HELENA — Montana's Democratic secretary of state said Wednesday she's working with a Republican lawmaker to switch the state over to mail ballots for all elections.
Secretary of State Linda McCulloch said counties that run polling places and elections could save more than $2 million each election cycle under a plan that she expects would dramatically increase voter turnout.
Many voters currently mail ballots in through the absentee ballot process. But election officials must still staff and open polling places for others.
Both parties opposes ideas at different times
Past efforts at mail ballots have failed, sometimes with Republican opposition and other times due to Democratic opposition. McCulloch said the revamped proposal is far more thorough.
"When there's an absence of information, and accurate information, the answer is often 'no,'" McCulloch said.
Rep. Pat Ingraham of Thompson Falls — who used to be a local election official — will pitch the bill to fellow lawmakers and she expects Republicans who hold large majorities will be supportive since mail ballots are part of the GOP platform.
"I think a lot of people have overcome their fears and trust election administrators to do their jobs," Ingraham said.
McCulloch said the state made it much easier to get an absentee ballot in 1999, and interest has steadily increased since then. She expects mail ballots will greatly improve voter turnout, as it did in Oregon when that state put a similar system in place.

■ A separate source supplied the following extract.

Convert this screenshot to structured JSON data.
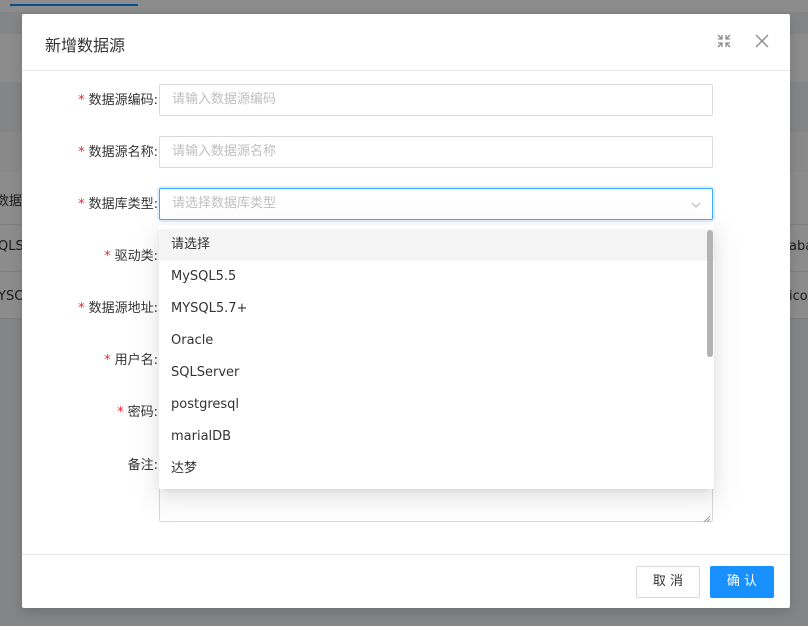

Under House Bill 130, all local, municipal, state and federal elections will be covered. But schools could retain the option of holding their elections at a polling place.
McCulloch said there would be special drop boxes available for voters who perhaps don't want to buy a stamp. And she said voters who want could still go to the county election office and complete their mailed ballot in a voting booth, handing the finished product to the office staff.
Requires reivew of voter rolls
The legislation requires a more stringent review of voter files to make sure addresses are current, and matches voters against a statewide database of voters to ensure against fraud. It also automatically enrolls current voters in the mail ballot system, McCulloch said.
The proposal would go into effect in 2012 if it clears the Legislature and the governor's desk.